Fordham-Meier: The obvious thing to say is, with less money invested across fewer companies, we are going to have less innovation. To reverse that mindset, new ways have to be found to convince investors to part with their cash. Co-investment is one way to build investor confidence and reduce their risk: another is to demonstrate differentiation as early as possible, not just in the clinical sense in treating the disease but in showing value against competing products and a path to reimbursement.
Bonifant: I am a little more optimistic.
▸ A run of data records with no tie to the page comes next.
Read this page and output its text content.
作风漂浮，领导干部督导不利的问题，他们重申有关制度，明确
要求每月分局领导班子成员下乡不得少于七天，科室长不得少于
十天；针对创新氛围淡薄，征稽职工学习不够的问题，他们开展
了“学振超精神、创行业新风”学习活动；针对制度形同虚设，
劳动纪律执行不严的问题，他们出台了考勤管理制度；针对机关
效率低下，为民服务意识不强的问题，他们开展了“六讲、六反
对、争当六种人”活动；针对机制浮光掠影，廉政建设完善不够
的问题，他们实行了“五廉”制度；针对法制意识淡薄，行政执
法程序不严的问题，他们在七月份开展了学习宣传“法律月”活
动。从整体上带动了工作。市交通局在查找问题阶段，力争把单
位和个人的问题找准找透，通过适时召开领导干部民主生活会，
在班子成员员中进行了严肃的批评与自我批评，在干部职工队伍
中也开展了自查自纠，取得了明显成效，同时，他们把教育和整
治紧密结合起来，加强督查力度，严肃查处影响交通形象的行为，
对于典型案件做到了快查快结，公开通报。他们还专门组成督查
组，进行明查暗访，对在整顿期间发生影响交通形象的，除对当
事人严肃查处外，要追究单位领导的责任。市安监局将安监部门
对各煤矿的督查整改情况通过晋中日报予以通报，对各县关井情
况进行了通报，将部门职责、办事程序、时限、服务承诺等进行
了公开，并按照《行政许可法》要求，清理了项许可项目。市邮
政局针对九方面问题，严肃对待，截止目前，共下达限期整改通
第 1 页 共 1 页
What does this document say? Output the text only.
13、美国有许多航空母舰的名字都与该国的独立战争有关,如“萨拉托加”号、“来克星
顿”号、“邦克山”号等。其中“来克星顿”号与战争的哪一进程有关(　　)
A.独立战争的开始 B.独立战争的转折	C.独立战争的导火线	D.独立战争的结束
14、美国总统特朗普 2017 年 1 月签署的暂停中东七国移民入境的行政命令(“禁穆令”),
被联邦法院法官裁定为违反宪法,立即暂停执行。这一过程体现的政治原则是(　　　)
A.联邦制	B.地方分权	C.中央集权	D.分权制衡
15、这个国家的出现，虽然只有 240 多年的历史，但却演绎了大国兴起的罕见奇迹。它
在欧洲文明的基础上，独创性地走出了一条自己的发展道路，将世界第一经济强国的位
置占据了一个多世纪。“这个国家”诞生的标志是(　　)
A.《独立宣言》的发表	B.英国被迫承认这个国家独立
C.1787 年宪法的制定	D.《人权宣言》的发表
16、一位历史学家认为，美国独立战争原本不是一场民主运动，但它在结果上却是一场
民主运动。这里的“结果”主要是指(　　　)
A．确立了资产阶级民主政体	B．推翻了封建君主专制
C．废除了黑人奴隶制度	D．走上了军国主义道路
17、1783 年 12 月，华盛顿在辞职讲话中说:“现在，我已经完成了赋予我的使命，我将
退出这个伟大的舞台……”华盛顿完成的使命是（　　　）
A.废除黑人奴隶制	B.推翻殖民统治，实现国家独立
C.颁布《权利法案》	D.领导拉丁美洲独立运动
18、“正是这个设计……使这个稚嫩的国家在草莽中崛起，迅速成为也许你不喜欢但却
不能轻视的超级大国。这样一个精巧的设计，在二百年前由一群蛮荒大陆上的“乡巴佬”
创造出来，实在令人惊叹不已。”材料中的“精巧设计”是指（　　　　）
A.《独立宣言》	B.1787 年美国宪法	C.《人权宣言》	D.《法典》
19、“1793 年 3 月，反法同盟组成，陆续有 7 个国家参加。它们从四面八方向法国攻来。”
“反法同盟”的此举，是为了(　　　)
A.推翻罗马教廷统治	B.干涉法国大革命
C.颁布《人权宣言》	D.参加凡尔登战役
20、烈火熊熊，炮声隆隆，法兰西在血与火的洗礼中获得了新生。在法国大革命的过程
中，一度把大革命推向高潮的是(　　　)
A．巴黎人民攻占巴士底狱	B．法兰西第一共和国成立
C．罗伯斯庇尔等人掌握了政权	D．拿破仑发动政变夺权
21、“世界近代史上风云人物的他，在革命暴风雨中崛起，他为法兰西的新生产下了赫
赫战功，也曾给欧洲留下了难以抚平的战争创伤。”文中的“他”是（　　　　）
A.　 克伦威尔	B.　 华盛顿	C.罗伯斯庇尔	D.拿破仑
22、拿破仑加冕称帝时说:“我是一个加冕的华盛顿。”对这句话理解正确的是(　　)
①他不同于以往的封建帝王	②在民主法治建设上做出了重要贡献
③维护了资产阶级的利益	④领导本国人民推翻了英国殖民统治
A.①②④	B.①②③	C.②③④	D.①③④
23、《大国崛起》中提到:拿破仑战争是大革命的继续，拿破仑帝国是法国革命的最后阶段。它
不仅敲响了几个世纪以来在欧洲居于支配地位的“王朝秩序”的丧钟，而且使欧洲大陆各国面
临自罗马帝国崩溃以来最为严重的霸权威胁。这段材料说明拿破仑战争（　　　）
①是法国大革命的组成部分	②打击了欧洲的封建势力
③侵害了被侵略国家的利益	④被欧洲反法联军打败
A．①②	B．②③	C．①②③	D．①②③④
There will continue to be money for innovation, but the process has to adapt. Studies will no longer be structured to ensure the best arguments to secure registration, but to provide real learnings for the entire scientific enterprise. That's just one change that must take place to maintain the industry's credibility.
Simes: The US government is not creating a policy environment to support innovation. The debate is all about limiting budgetary exposure to high-cost drugs. We are at the point where Medicare and other public payers might be motivated to encourage the FDA to refuse authorization for drugs because they don't want to be exposed to reimbursement. That's a cycle that only leads in one direction: less innovation.
WL: Is there no sense that increased federal financial support for drug discovery could help counter any pullback by a risk-averse private sector?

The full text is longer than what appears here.